Interview mit Textflash – Special Guest der 56.Schreibnacht
Am Freitag starten wir gemeinsam zum 56. Mal in die Schreibnacht. Dieses Mal steht Michaela Stadelmann aka Textflash, Mikaela Sandberg, Alicia Mirowna und Bettina Unghulescu bereit, um eure Fragen rund um das Thema Schreiben und Lektorieren zu beantworten. Unser Specialguest schreibt nämlich nicht nur selbst Krimis und Ballettromane, als Textflash lektoriert sie auch die Texte anderer. Um euch auf den Freitag vorzubereiten, haben wir Michaela bereits heute ein paar Fragen gestellt.
Stell dich doch kurz vor:
Ich heiße Michaela Stadelmann und bin als Lektorin, Autorin und Autoren-Coach tätig. Mit meiner Familie lebe ich in Mittelfranken. Zum Schreiben bin ich wahrscheinlich wie viele andere auch gekommen: Ich habe schon immer gern gelesen und wollte probieren, ob ich auch so viel schreiben kann. Das Schreiben ist für mich ein ganz normaler Job, den man mal hasst und mal liebt.
Im Verhältnis zu früher lese ich privat weniger, weil ich dahingehend beruflich ausgelastet bin.
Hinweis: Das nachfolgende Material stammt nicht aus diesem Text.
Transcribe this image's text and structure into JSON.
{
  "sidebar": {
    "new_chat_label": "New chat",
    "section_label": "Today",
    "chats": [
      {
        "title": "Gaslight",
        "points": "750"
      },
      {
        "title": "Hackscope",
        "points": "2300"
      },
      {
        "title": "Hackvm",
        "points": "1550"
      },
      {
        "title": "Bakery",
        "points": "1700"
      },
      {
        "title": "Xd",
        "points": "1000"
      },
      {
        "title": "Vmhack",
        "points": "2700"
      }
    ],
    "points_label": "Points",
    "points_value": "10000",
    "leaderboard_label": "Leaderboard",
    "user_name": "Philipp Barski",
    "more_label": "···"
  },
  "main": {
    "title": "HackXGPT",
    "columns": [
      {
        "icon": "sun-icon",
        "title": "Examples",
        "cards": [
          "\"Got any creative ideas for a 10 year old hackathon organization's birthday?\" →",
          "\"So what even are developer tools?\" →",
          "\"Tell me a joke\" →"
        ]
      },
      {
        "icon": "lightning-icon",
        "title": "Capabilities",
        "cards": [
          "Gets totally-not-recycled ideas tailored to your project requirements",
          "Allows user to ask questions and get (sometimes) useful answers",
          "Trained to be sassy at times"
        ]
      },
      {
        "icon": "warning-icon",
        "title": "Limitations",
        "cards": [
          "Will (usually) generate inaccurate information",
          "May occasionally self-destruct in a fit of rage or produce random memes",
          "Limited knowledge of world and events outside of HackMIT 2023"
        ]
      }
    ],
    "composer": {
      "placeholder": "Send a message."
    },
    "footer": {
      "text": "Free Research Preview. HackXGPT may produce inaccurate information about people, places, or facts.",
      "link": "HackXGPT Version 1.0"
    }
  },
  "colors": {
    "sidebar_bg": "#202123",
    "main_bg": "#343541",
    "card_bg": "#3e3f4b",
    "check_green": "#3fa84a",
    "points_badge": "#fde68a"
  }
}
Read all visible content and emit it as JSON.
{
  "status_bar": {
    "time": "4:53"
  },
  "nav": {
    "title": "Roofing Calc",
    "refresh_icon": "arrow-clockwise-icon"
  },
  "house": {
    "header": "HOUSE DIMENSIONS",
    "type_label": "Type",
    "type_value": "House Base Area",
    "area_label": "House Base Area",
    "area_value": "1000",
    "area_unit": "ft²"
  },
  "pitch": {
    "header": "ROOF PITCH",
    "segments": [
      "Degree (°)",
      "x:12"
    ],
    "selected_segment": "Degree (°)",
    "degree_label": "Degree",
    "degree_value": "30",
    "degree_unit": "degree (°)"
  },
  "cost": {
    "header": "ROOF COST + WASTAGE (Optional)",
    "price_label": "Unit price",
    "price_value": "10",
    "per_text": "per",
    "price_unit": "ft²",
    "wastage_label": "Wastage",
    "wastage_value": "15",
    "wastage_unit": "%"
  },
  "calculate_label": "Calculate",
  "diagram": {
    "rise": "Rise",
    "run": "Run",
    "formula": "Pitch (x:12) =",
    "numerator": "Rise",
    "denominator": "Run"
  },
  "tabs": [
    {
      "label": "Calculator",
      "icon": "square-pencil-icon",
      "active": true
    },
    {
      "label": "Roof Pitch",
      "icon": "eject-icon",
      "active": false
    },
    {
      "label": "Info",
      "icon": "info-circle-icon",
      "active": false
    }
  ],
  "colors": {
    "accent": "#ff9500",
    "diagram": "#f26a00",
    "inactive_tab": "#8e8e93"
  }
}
Dafür stricke ich gern Socken und Schals und höre dabei Hörbücher und Hörspiele unterschiedlicher Genres.
Wie kam es dazu, dass du unter so vielen verschiedenen Pseudonymen veröffentlichst?
Es gibt mindestens zwei Gründe:
1. Wenn man in einem bestimmten Genre schreibt, kann es von Vorteil sein, einen Kunstnamen nach einem bestimmen Muster zu führen, falls sich dahingehend etwas etabliert hat. Z.B. im Genre Fantasy und SciFi kann ein dreigeteilter angloamerikanischer Name (Vor-, Mittel-, Nachname) helfen, die Aufmerksamkeit der Leser auf sich zu ziehen. Viele Fantasy- und SciFi-Welten spielen ja auch in „englisch angehauchten“ Welten mit Commanders, Lieutenants etc. pp.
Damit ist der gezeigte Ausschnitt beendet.